Guardando al fenomeno degli “smart workers di ritorno” emerge chiaramente come questo abbia assunto connotati diversi a seconda dell’area geografica. Alcune regioni, soprattutto nel Meridione, hanno visto rientrare lavoratori in misura maggiore rispetto a quelli che sono usciti: è il caso della Sardegna (+40%), ma anche della Sicilia (+27%) e della Calabria (+21%).

Di contro, le regioni con città più popolose da un punto di vista demografico e lavorativo, hanno avuto un bilancio negativo, vale a dire che il numero di smart workers che hanno lasciato la regione è superiore a quello di coloro che vi hanno fatto ritorno: ad esempio Lombardia (-2%), Piemonte (-10%) e Lazio (-20%).

Una tendenza emersa dall’indagine è quello dello spostamento dai grandi centri urbani ma non verso le regioni del meridione, bensì verso comuni più piccoli siti all’interno della stessa regione dove ha sede l’azienda per cui è impiegato lo smart worker; fenomeno questo particolarmente evidente in Lombardia e Lazio.

Tenore di vita più alto

Uno degli elementi che ha spinto i fuorisede a cambiare città è quello economico. Se è vero che la retribuzione media degli “smart workers di ritorno” è pari a 1.840 euro, per uno su tre lo stipendio mensile è inferiore ai 1.500 euro. Cambiare città mantenendo lo stesso lavoro ha permesso quindi a molti di migliorare il proprio tenore di vita; il 28,1% ha dichiarato che la ragione principale per cui ha deciso di rimanere a lavorare da remoto è perché, pur percependo lo stesso stipendio, può permettersi cose che prima da lavoratore fuori sede non poteva.

Da notare, però, che la prima ragione per cui si è scelto di lavorare da un’altra città (42,1%) è la volontà di trovare un ritmo di vita più a misura d’uomo, qualunque cosa questo voglia dire.

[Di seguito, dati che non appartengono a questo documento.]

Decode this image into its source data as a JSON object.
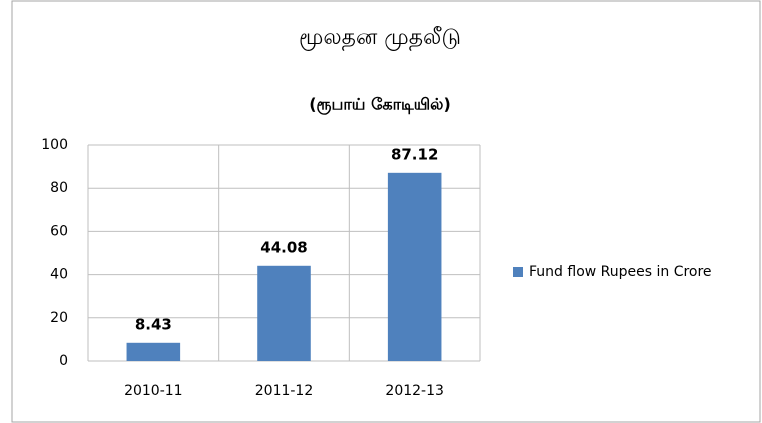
{
  "chart_data": {
    "type": "bar",
    "title": "மூலதன முதலீடு",
    "subtitle": "(ரூபாய் கோடியில்)",
    "categories": [
      "2010-11",
      "2011-12",
      "2012-13"
    ],
    "series": [
      {
        "name": "Fund flow Rupees in Crore",
        "color": "#4f81bd",
        "values": [
          8.43,
          44.08,
          87.12
        ]
      }
    ],
    "ylim": [
      0,
      100
    ],
    "yticks": [
      0,
      20,
      40,
      60,
      80,
      100
    ],
    "grid": true,
    "legend": "right"
  }
}
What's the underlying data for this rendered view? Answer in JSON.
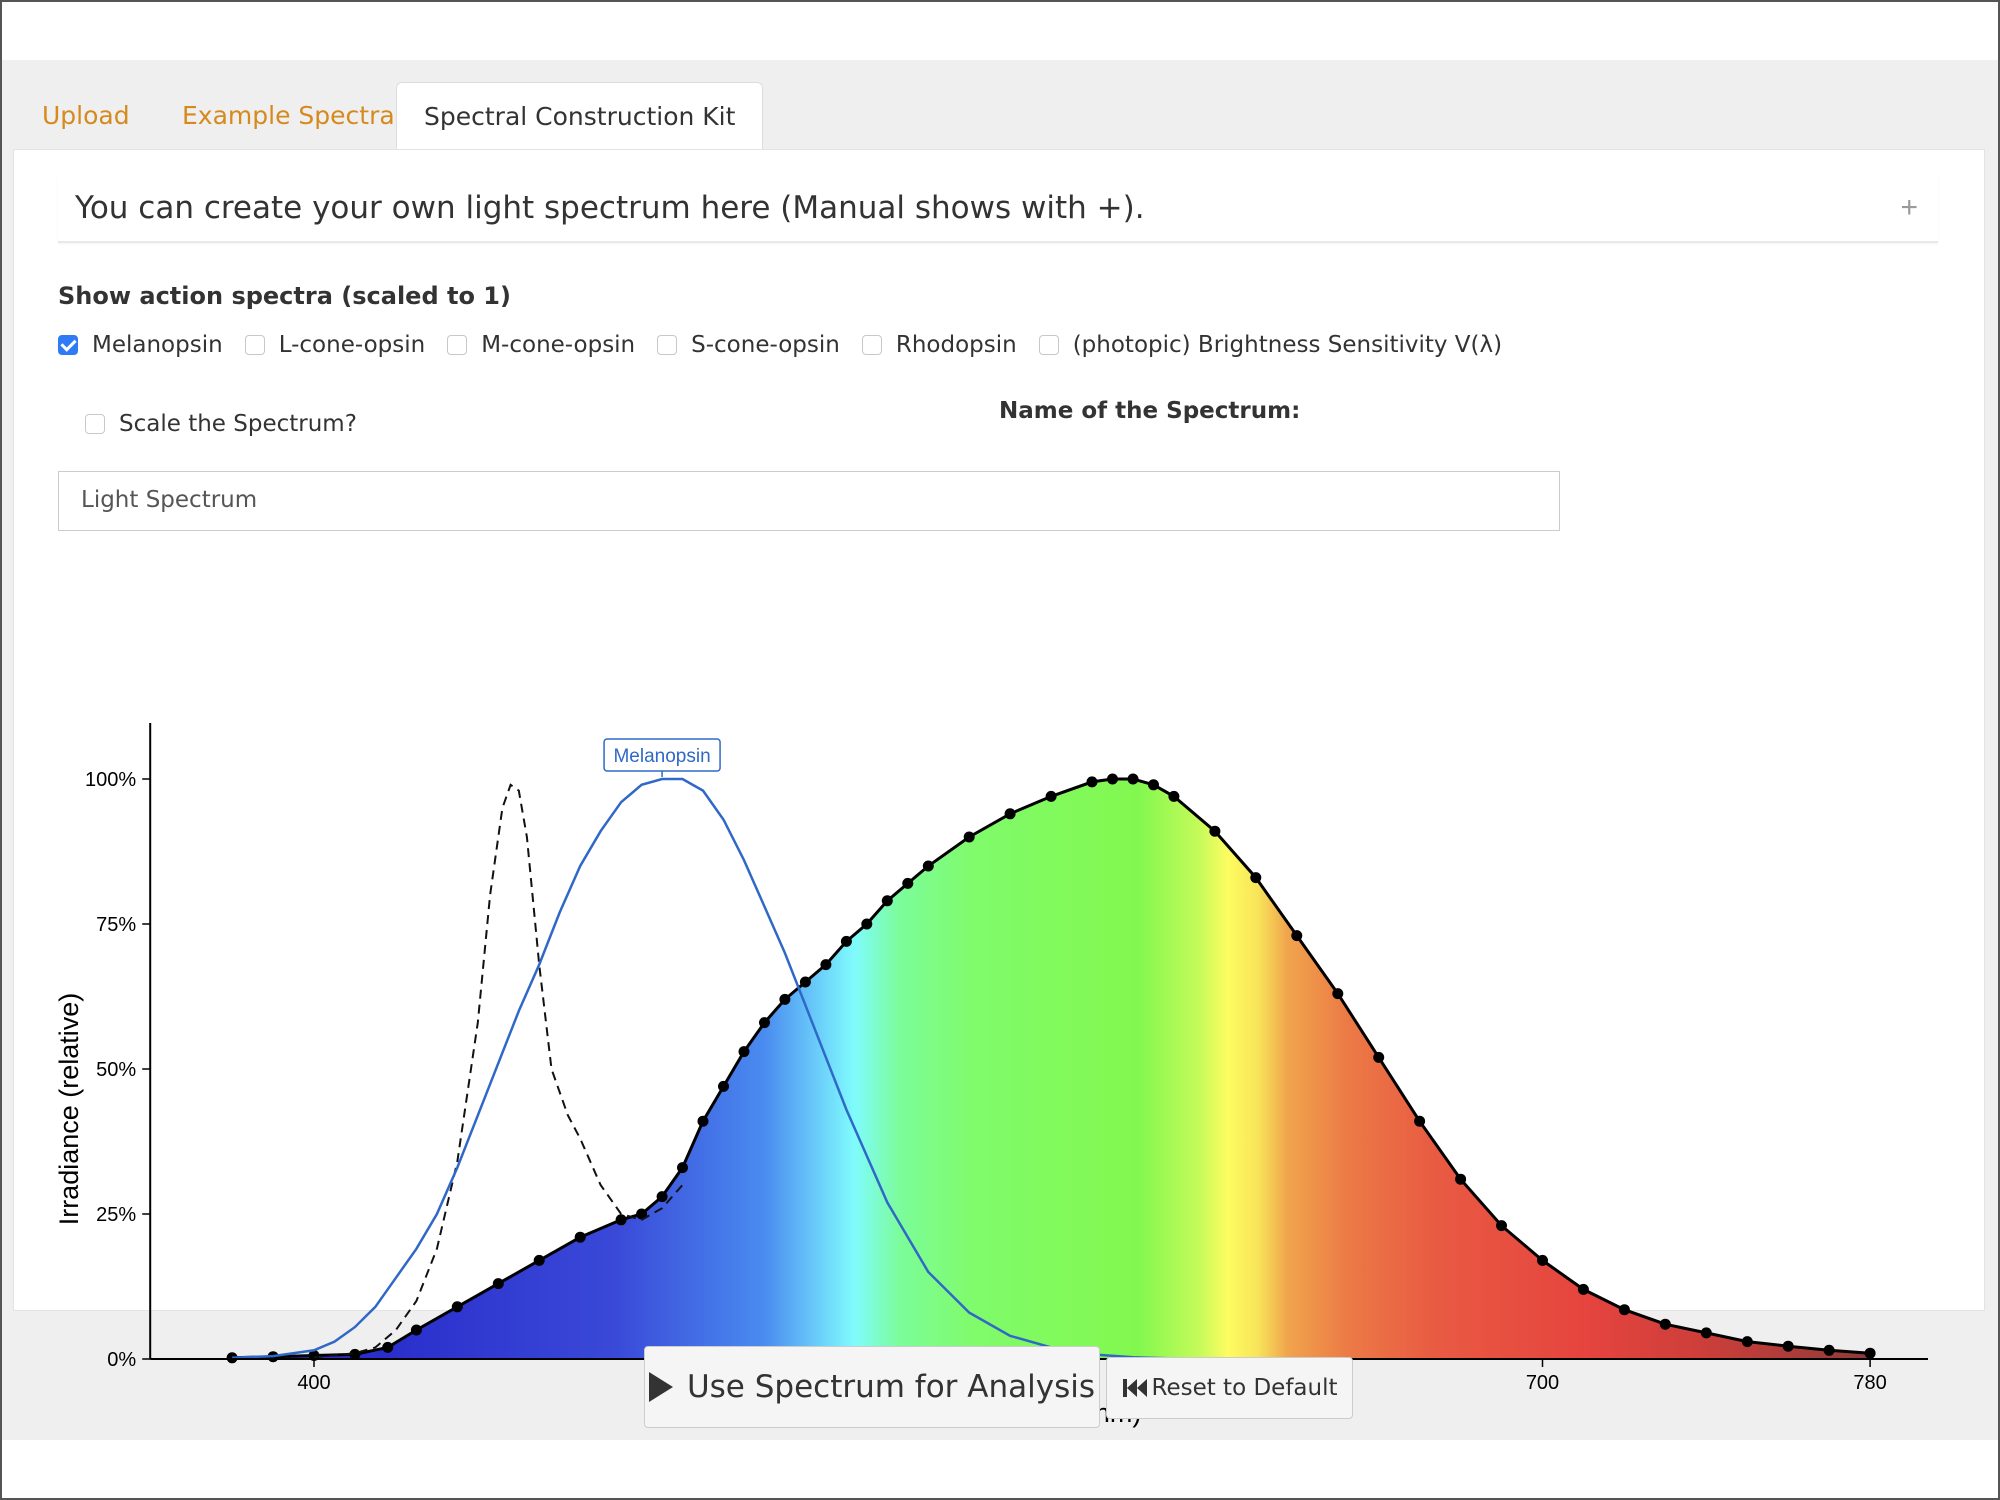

Analizzando le intenzioni per il futuro, sei smart workers di ritorno su dieci hanno dichiarato di non avere intenzione di tornare a fare i fuorisede con casa in affitto e di voler continuare a lavorare da remoto, dalla propria città di origine o da quella in cui si sono trasferiti dopo il lockdown.

L’assenza di tecnologie o apparecchiature adeguate compromette la produttività di chi lavora da casa

Crescono i mutui nei piccoli comuni e le attivazioni di linee internet

L’emigrazione dai grandi centri urbani trova conferma anche analizzando l’andamento delle richieste di mutui e delle attivazioni di linee internet casa.

L’indagine ha messo in evidenza come nel primo semestre 2021 le domande di finanziamento per immobili ubicati in comuni con meno di 250.000 abitanti siano state il 77% del totale, in aumento del 7% rispetto al 2017; anche guardando ai contratti di attivazione o cambio operatore del servizio internet casa emerge come, tra marzo 2020 e gennaio 2021, vi sia stato un boom soprattutto in alcune delle regioni “di rientro”; Sardegna (+15,9%), Calabria (+9,7%), Marche (+7,1%), Puglia (+4,8%).